Sea to Sea – the C2C

Sea to Sea – the C2C

23rd May 2016

We’re about to do one of the great walks crossing the north of England from the west coast to the east. Coast to Coast. Shorthand for this is C2C – the only short thing about it, frankly, as it’s 200 miles not counting any detours, planned, unplanned or merely lost. So, we intend to journey west to east but, perversely, set out this morning from Glaisdale in NE Yorkshire, a village only a handful of miles from the eastern end of the C2C route. We’ve left our car with my niece; both car and niece we will see again in 15 days (fingers crossed!). We spent today traversing England by train, a magical, almost epic journey involving 4 changes and accomplished in the minimal comfort of seriously old, desperately drab but fully functioning rolling stock. Forget onboard buffet car and wifi, intercity Pendolino with all its comforts and, indeed, it’s loos! This is proper retro. It’s 60s style train travel: Grosmont to Middlesborough; Middlesborough to Newcastle; Newcastle to Carlisle and finally Carlisle to St Bee’s in trains that sound like buses and have that stale smell of diesel and dust. Apart from the last leg in a 4-car job, this was a journey in a succession of 2-carriage trains that wind their way through villages you’ve never heard of and towns you’ve never visited. Names that make you ponder (Aspatria) or chuckle (Cockickle).

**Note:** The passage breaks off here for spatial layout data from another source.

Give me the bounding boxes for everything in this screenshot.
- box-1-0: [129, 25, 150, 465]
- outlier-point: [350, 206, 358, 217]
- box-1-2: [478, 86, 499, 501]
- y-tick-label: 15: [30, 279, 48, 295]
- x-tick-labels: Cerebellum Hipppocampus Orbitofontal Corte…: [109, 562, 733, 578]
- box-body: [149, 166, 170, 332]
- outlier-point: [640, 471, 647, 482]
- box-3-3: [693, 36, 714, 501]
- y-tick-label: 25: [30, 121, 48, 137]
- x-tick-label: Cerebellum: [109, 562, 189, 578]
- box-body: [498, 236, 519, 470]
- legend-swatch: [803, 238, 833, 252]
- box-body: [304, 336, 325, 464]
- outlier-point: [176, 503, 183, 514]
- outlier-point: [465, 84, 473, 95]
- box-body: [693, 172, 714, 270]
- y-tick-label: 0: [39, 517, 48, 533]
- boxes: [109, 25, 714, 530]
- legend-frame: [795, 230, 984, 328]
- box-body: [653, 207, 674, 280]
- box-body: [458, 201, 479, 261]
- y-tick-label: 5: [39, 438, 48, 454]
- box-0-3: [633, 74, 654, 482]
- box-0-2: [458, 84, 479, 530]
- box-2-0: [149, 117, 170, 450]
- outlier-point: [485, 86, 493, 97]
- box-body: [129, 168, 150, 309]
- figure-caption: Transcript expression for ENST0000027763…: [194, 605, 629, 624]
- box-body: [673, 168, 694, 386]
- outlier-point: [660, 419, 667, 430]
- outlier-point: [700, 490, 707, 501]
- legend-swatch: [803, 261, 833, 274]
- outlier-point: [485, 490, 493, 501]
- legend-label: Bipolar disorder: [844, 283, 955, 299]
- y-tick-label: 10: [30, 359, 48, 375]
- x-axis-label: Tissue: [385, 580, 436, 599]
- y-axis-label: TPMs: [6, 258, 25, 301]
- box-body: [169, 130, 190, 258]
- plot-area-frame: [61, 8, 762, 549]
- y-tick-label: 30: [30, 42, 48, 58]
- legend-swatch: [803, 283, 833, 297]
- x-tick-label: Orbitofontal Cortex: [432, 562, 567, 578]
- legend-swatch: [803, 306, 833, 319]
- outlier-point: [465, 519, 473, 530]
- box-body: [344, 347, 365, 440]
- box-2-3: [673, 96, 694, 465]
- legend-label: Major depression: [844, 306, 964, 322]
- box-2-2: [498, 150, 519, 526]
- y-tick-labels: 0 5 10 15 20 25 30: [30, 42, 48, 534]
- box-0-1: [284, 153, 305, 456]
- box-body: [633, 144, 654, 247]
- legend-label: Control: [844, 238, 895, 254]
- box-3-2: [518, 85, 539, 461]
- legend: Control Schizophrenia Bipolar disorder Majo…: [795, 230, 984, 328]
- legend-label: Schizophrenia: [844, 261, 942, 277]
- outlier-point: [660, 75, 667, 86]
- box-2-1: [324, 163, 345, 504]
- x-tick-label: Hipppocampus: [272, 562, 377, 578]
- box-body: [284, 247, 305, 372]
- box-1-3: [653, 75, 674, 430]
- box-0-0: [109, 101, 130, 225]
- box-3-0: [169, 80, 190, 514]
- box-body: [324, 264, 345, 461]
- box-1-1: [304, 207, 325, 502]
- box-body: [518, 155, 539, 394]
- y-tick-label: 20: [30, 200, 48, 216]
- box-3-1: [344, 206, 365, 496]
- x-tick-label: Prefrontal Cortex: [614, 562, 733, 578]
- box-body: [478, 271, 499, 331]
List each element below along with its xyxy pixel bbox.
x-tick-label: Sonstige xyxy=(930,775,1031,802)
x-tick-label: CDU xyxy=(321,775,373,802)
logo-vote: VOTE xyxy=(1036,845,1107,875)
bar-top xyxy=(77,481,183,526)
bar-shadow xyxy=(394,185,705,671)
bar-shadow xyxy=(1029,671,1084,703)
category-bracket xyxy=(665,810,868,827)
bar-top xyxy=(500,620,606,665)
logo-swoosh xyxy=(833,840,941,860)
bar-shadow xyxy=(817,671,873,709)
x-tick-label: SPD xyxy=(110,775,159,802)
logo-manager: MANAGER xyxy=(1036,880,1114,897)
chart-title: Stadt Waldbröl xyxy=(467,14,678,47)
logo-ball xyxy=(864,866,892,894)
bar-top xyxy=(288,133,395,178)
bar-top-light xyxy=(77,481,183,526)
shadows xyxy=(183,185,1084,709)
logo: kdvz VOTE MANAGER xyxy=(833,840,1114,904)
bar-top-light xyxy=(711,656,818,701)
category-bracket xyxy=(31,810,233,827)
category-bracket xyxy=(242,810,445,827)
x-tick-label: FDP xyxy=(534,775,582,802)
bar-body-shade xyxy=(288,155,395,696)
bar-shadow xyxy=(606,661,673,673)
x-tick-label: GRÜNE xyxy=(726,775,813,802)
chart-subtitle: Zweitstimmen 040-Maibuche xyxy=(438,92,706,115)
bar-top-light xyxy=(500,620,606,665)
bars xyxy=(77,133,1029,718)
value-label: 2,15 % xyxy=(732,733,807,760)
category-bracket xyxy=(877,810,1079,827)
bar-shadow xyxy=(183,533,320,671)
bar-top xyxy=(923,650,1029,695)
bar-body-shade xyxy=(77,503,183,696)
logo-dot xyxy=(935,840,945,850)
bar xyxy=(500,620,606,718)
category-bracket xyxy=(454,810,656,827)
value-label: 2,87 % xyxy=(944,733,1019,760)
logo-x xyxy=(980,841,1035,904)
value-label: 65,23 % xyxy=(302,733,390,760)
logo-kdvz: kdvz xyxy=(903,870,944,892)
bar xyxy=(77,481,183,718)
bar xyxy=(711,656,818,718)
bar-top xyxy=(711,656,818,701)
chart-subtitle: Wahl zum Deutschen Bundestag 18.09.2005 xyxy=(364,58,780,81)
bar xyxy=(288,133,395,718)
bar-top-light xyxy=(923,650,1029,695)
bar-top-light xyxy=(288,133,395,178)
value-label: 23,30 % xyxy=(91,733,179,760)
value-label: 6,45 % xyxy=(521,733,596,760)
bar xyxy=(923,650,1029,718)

The guard on the first leg was a cheery chap of long Yorkshire descent judging by his accent and his rendering of rhymes and stories along the way. And the way is through beautiful valleys full of old sheep and new lambs, fields sprinkled with perfectly etched stone walls and rimmed with trees in the furious flush of Spring. Hawthorns spill out of hedgerows laden with creamy-white blossom while great expanses of rape glow shocking yellow on the hillsides. Sun shining on red brick, the train chugs from Middlesborough to the coast, through Stockton surely the home of the railway, where the ghost of Stephenson still strides nostalgically among the sidings. A string of houses along the track with strangely intricate shed-like structures in their back yards where pigeon fanciers tend their broods. You realise you’d forgotten (if you ever knew) how pigeonholes got their name. This is the north of England and it’s all quite new to me; great rivers to cross – the Wear, the Tyne, the Eden; a first glimpse of places which hitherto have been names on maps, road signs or in football league tables – Hartlepool, Sunderland. Red brick characterises the heart of these old towns while blackened stone is typical in the villages, where little rows of workers’ cottages stand proud and old. New houses clustered on the outer reaches are bland in comparison and we were astonished to see how many of them have solar panels on their roofs. The final leg from Carlisle takes you out along the northwest coast, that lumpy bit top left on the map opposite that long leggy bit of Scotland, looking miles and miles away across the Solway.

And so we chugged through geography and history, those somehow always unexpected but joyful companions of train travel, to St Bee’s whence we set off tomorrow to haul our combined 133 years from one coast to the other, from the Irish Sea to the North Sea. More from the trail tomorrow….

PS – No, I’m not in a muddle about dates. Despite numerous wifi networks offering themselves in St Bee’s last night, none would actually connect. So this is finally hitting the airwaves a day late – and what a day! After a long hot bath I’ll be back with news.

1Comment
  • cmjkelly@fastmail.fm
    Posted at 18:43h, 24 May Reply

    So good to have you back on screen Lizzie darling! This will, I suspect, be your best yet! By the way, the title for the book of collected blogs will have to be “My Travels With An Artist’!